8.4 Right of restriction
The user shall have the right to obtain from the controller restriction of processing where one of the following applies:
a) the accuracy of the personal data is contested by the user, for a period enabling the controller to verify the accuracy of the personal data;
b) the processing is unlawful and the user opposes the erasure of the personal data and requests the restriction of their use instead;
c) the Controller no longer needs the personal data for the purposes of the processing, but they are required by the user for the establishment, exercise or defence of legal claims;
d) the user has objected to processing pursuant to Article 21(1) pending the verification whether the legitimate grounds of the Controller override those of the data subject.
8.5 Right to data portability
The user shall have the right to receive the personal data concerning him/her, which he/she has provided to a controller, in a structured, commonly used and machine-readable format and have the right to transmit those data to another controller without hindrance from the controller to which the personal data have been provided, where:
a) the processing is based on consent pursuant to point (a) of Article 6(1) or point (a) of Article 9 (2) of Regulation or on a contract pursuant to point (b) of Article 6(1) of Regulation;
b) the processing is carried out by automated means.
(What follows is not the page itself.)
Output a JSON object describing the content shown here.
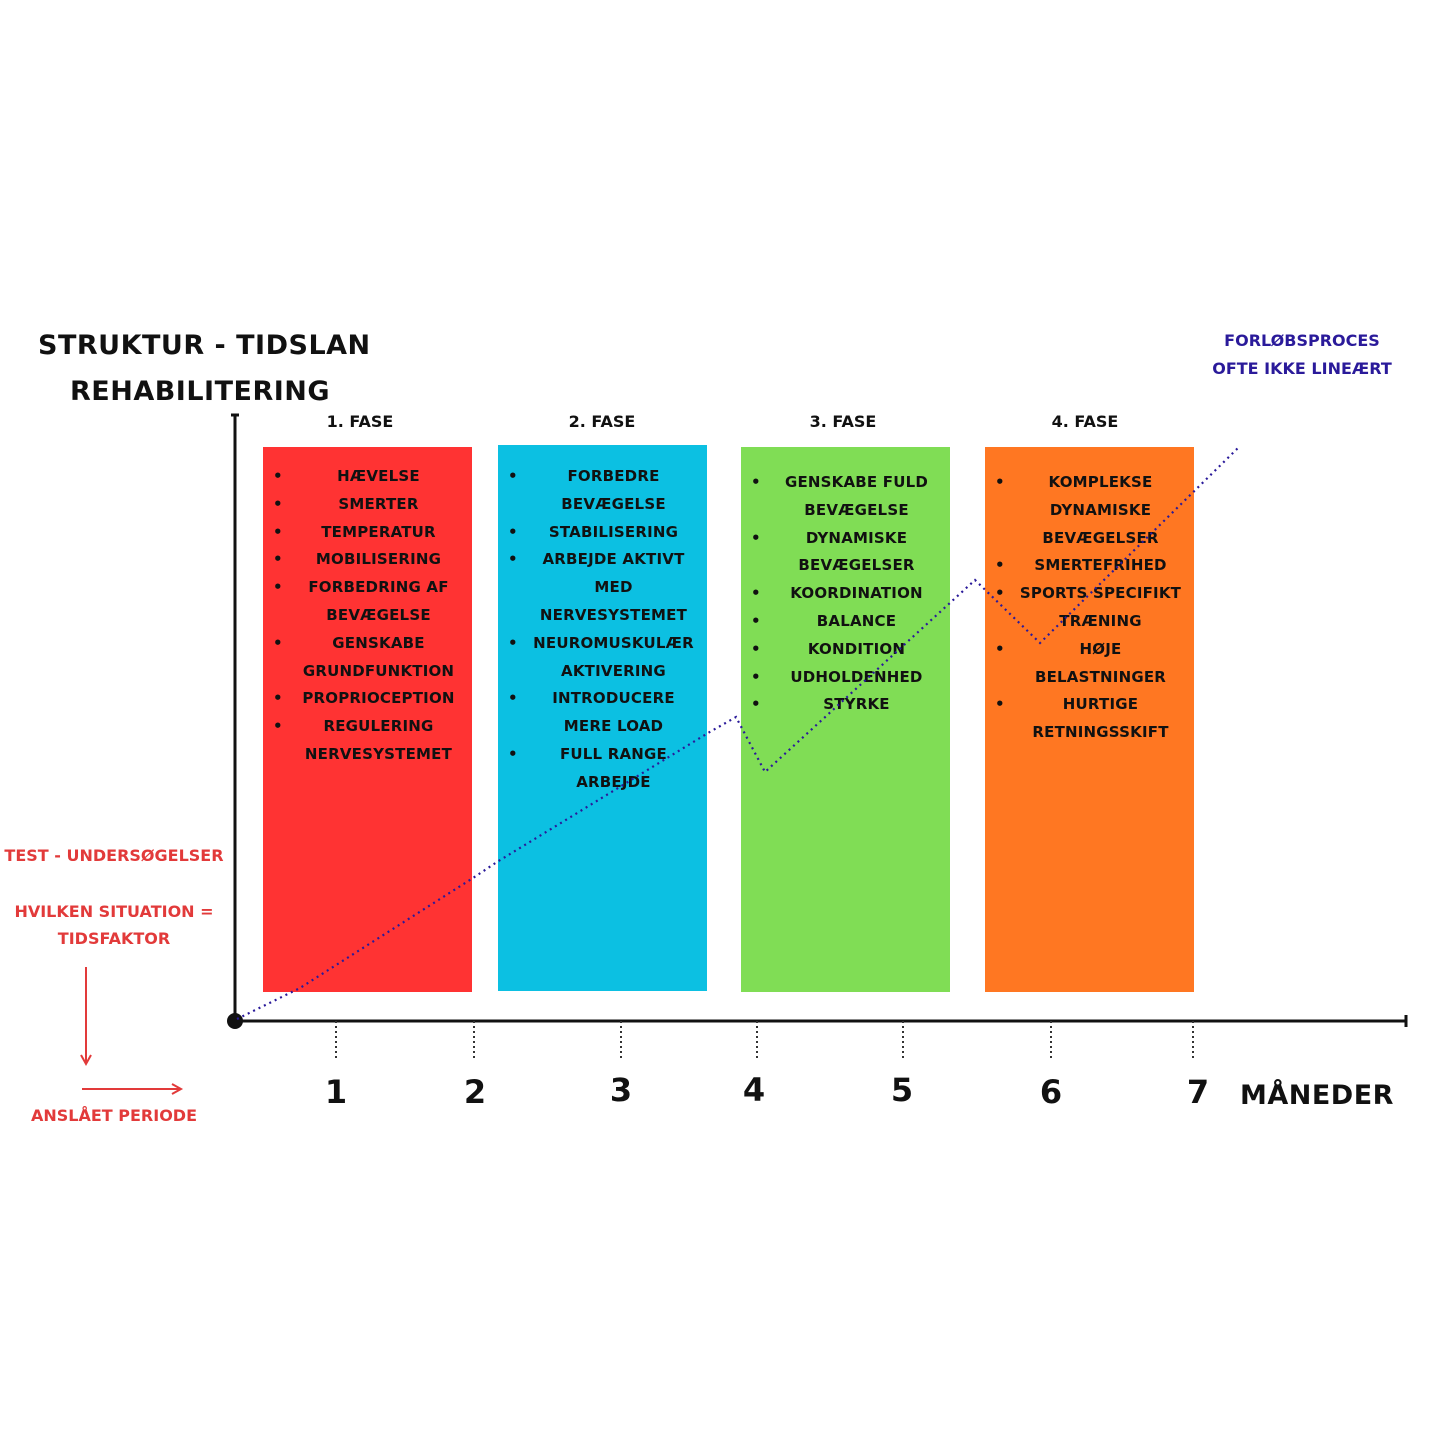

In exercising his/her right to data portability pursuant to paragraph 1, the user shall have the right to have the personal data transmitted directly from one controller to another, where technically feasible.
8.6 Right to object
The user shall have the right to object, on grounds relating to his/her particular situation, at any time to processing of personal data concerning him/her which is based on point (e) or (f) of Article 6(1), including profiling based on those provisions.
8.7 Further rights
The user shall have the right not to be subjected to a decision based only on automated processing, including profiling, which produces legal effects that affect him/her or that significantly affects his person.
The user shall have the right to lodge a complaint with a supervisory authority (in Italy, the Italian data protection authority’s, Garante).
9. UPDATE OF PERSONAL DATA
The user is invited to check and update their personal data on a regular basis. To this end, in case of changes, the user is invited to write to the email address email@example.com or to directly modify the data online using the settings of the user account on the Website, where registered.
10. UPDATES OF THIS INFORMATION – COMMUNICATIONS
It is the responsibility of the user to read, from time to time, the Information to be aware of any changes made.
In some cases, the Controller may provide further communications regarding significant changes to this Information by posting a notice on the home page of this Website or, in the case of registered users, by sending a notification email or by posting a notice on their account page.